The exact same thing has happened in networking performance, you know, we had, it used to be that the first generation of InfiniBand was 10 gigabit, now we're talking, starting to talk about terabit Ethernet and terabit networking in data centers, which is just completely mind-blowing. I'm sure you've heard about GPUs and, you know, LLMs and that sort of thing, so I think also the advances in computing hardware in accelerators and advanced silicon is super impressive. So there's all this, you know, progress in hardware, and so we'd like to be able to have systems that can take advantage of all of this stuff and just, you know, use it seamlessly within our data science environments without having someone coming to say, hey, if you want to use all this fancy, you know, fast networking and fast disk and get the most out of the CPUs and get the most out of GPUs, you've got to use a different programming language or you've got to use a different data analysis framework. Like, I think that kind of stinks if that is what ends up happening. So we've tried to build things that would enable that to not happen.

The hope is that this is kind of like a reverse Tower of Babel effect that, you know, by working together and collaborating on these shared components that we can reach a level of performance and interoperability and efficiency that we would never be able to achieve if we were working in isolation.

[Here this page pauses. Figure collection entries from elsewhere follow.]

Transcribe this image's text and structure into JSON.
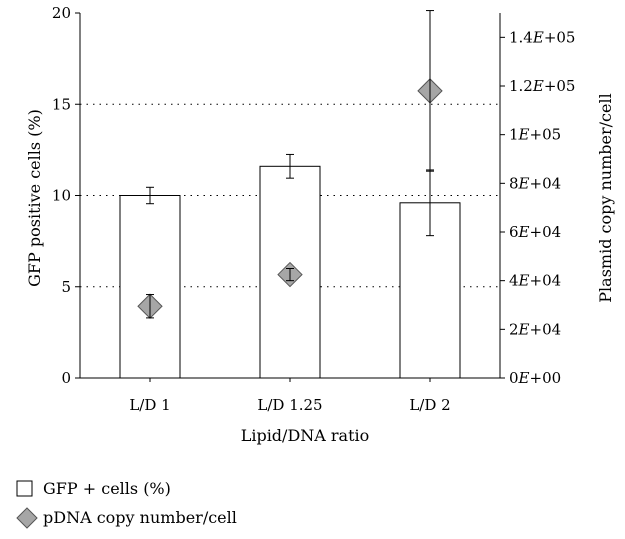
{
  "chart_data": {
    "type": "bar",
    "categories": [
      "L/D 1",
      "L/D 1.25",
      "L/D 2"
    ],
    "xlabel": "Lipid/DNA ratio",
    "ylabel": "GFP positive cells (%)",
    "y2label": "Plasmid copy number/cell",
    "ylim": [
      0,
      20
    ],
    "yticks": [
      "0",
      "5",
      "10",
      "15",
      "20"
    ],
    "y2lim": [
      0,
      150000
    ],
    "y2ticks": [
      {
        "base": "0",
        "exp": "E+00"
      },
      {
        "base": "2",
        "exp": "E+04"
      },
      {
        "base": "4",
        "exp": "E+04"
      },
      {
        "base": "6",
        "exp": "E+04"
      },
      {
        "base": "8",
        "exp": "E+04"
      },
      {
        "base": "1",
        "exp": "E+05"
      },
      {
        "base": "1.2",
        "exp": "E+05"
      },
      {
        "base": "1.4",
        "exp": "E+05"
      }
    ],
    "grid": "horizontal dotted at 5, 10, 15",
    "series": [
      {
        "name": "GFP + cells (%)",
        "axis": "left",
        "kind": "bar",
        "values": [
          10.0,
          11.6,
          9.6
        ],
        "errors": [
          0.45,
          0.65,
          1.8
        ]
      },
      {
        "name": "pDNA copy number/cell",
        "axis": "right",
        "kind": "diamond",
        "values": [
          29500,
          42500,
          118000
        ],
        "errors": [
          4800,
          2500,
          33000
        ]
      }
    ],
    "legend": [
      {
        "label": "GFP + cells (%)",
        "marker": "square"
      },
      {
        "label": "pDNA copy number/cell",
        "marker": "diamond"
      }
    ],
    "legend_position": "below",
    "colors": {
      "bar_fill": "#ffffff",
      "diamond_fill": "#a6a6a6",
      "line": "#000000"
    }
  }
}
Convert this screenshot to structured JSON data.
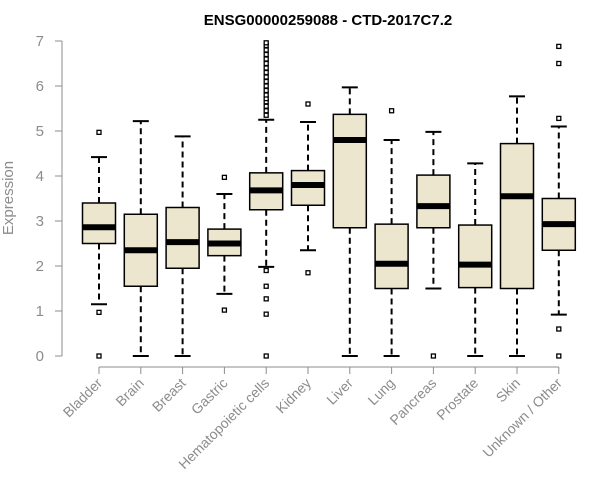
{
  "chart_data": {
    "type": "boxplot",
    "title": "ENSG00000259088 - CTD-2017C7.2",
    "xlabel": "",
    "ylabel": "Expression",
    "ylim": [
      0,
      7
    ],
    "yticks": [
      0,
      1,
      2,
      3,
      4,
      5,
      6,
      7
    ],
    "grid": false,
    "colors": {
      "box_fill": "#ede6cf",
      "stroke": "#000000",
      "axis": "#8c8c8c"
    },
    "categories": [
      "Bladder",
      "Brain",
      "Breast",
      "Gastric",
      "Hematopoietic cells",
      "Kidney",
      "Liver",
      "Lung",
      "Pancreas",
      "Prostate",
      "Skin",
      "Unknown / Other"
    ],
    "boxes": [
      {
        "name": "Bladder",
        "min": 1.15,
        "q1": 2.5,
        "median": 2.86,
        "q3": 3.4,
        "max": 4.42,
        "outliers": [
          0,
          0.97,
          4.97
        ]
      },
      {
        "name": "Brain",
        "min": 0,
        "q1": 1.55,
        "median": 2.35,
        "q3": 3.15,
        "max": 5.22,
        "outliers": []
      },
      {
        "name": "Breast",
        "min": 0,
        "q1": 1.95,
        "median": 2.53,
        "q3": 3.3,
        "max": 4.88,
        "outliers": []
      },
      {
        "name": "Gastric",
        "min": 1.38,
        "q1": 2.23,
        "median": 2.5,
        "q3": 2.82,
        "max": 3.6,
        "outliers": [
          1.02,
          3.97
        ]
      },
      {
        "name": "Hematopoietic cells",
        "min": 1.98,
        "q1": 3.25,
        "median": 3.68,
        "q3": 4.07,
        "max": 5.25,
        "outliers": [
          0,
          0.93,
          1.27,
          1.55,
          1.9,
          5.35,
          5.45,
          5.55,
          5.65,
          5.72,
          5.8,
          5.9,
          6.0,
          6.1,
          6.2,
          6.3,
          6.4,
          6.5,
          6.6,
          6.7,
          6.8,
          6.9,
          6.96
        ]
      },
      {
        "name": "Kidney",
        "min": 2.35,
        "q1": 3.35,
        "median": 3.8,
        "q3": 4.12,
        "max": 5.2,
        "outliers": [
          1.85,
          5.6
        ]
      },
      {
        "name": "Liver",
        "min": 0,
        "q1": 2.85,
        "median": 4.8,
        "q3": 5.37,
        "max": 5.97,
        "outliers": []
      },
      {
        "name": "Lung",
        "min": 0,
        "q1": 1.5,
        "median": 2.05,
        "q3": 2.93,
        "max": 4.8,
        "outliers": [
          5.45
        ]
      },
      {
        "name": "Pancreas",
        "min": 1.5,
        "q1": 2.85,
        "median": 3.33,
        "q3": 4.02,
        "max": 4.98,
        "outliers": [
          0
        ]
      },
      {
        "name": "Prostate",
        "min": 0,
        "q1": 1.52,
        "median": 2.03,
        "q3": 2.91,
        "max": 4.28,
        "outliers": []
      },
      {
        "name": "Skin",
        "min": 0,
        "q1": 1.5,
        "median": 3.55,
        "q3": 4.72,
        "max": 5.77,
        "outliers": []
      },
      {
        "name": "Unknown / Other",
        "min": 0.92,
        "q1": 2.35,
        "median": 2.93,
        "q3": 3.5,
        "max": 5.1,
        "outliers": [
          0,
          0.6,
          5.28,
          6.5,
          6.88
        ]
      }
    ]
  }
}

So we hope, and we foresee, but we hope that this will yield, you know, a disruptive effect, you know, broadly on how data management systems are built. I think for the purposes of the data science ecosystem, it's great that, you know, now we have, you know, nice tools. You can run dplyr expressions that execute against multi-file parquet datasets or large, you know, essentially parquet file or ORC file or CSV file datasets that live in S3 or Google Cloud without having to think so much about, you know, the mechanics of how that works. We can do the same thing in Python, really any language that builds bindings to these libraries.

But it's interesting to think about the implications as this approach to building systems becomes more ubiquitous. And so all around the data stack from execution engines to interchange and interface protocols to the storage ecosystem. So we've got many open source projects that are being built to achieve this type of composability and modularity.